Clones And False Prophets is the latest chapter in the Myth of Badawi, which now spans 8 years and 5 albums, but anyone who has listened to Badawi’s music knows that it reaches far beyond its years. Like the heritage of its creator, Raz Mesinai, the Badawi saga bridges continents, musical styles and spiritual faiths into something sublime.
Clones and False Prophets is easily the most varied and dynamic Badawi release. There are elements of all four previous albums but also some differences. Perhaps most significant is that on Clones… Raz utilizes his increasing connection to NYC’s downtown improvisational music scene based around the nightclub Tonic by drafting the following masters into his sonic army: Marc Ribot, Ben Perowsky, Doug Wieselman, Shahzad Ismaily & Carolyn “Honeychild” Coleman.
The resulting album is as complex as it is rooted. One feels the tension beneath every note, constantly threatening to explode into violence. Occasionally it does. From the brooding opening of its first two tracks Clones… slowly gets more intricate as its rhythms build in complexity and fervor.
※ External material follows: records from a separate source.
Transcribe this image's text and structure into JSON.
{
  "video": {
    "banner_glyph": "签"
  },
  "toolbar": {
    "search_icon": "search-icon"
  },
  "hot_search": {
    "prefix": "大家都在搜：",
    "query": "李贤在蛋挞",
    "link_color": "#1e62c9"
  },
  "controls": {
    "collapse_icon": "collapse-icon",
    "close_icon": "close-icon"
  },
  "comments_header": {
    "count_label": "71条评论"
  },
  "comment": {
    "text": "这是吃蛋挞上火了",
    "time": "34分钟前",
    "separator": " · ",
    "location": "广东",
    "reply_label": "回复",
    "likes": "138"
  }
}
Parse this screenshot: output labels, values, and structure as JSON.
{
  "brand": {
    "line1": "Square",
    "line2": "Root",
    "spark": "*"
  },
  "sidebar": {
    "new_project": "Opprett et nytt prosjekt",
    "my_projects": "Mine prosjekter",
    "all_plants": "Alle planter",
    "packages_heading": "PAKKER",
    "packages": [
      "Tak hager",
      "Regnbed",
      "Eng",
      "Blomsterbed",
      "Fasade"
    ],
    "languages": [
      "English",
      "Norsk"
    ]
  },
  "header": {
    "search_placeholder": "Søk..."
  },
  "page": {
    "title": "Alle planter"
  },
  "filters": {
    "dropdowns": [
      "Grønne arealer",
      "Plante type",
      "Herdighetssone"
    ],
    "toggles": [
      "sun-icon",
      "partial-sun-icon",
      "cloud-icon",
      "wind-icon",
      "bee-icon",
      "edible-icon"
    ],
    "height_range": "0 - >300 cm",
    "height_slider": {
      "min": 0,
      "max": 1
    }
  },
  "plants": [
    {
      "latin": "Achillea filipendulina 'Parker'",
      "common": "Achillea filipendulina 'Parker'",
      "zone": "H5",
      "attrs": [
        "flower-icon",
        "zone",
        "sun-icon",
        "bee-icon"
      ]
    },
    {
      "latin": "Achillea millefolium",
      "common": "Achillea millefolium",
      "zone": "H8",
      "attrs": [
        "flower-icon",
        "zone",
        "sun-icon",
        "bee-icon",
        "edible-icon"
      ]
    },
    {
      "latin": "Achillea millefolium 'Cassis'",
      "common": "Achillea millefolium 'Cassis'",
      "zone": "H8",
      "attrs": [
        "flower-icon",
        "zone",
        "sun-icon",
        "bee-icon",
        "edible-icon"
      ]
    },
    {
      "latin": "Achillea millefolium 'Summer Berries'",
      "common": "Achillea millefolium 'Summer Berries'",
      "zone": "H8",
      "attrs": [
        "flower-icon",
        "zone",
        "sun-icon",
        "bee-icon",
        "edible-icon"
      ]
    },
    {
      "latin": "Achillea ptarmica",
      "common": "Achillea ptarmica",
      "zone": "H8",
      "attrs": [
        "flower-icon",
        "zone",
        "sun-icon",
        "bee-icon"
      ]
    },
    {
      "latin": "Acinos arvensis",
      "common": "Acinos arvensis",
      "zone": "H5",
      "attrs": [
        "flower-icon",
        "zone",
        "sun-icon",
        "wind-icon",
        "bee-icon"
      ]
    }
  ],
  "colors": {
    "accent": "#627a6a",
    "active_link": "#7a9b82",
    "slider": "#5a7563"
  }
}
The percussion and drums do something transcendent on “Enter the Tomb Raider.” The players ride a wonderfully snaky guitar riff on “Atoning of the Myths.” And it all explodes with “Battle Cry,” which sounds like Middle East gone Krautrock. “Waves Of Conflict” is the albums last great struggle and “To Be Continued” ends Clones And False Prophets with the repetition of one word: “confusion.”
This is an album meant to be read into. This is the myth unfolding before your very ears.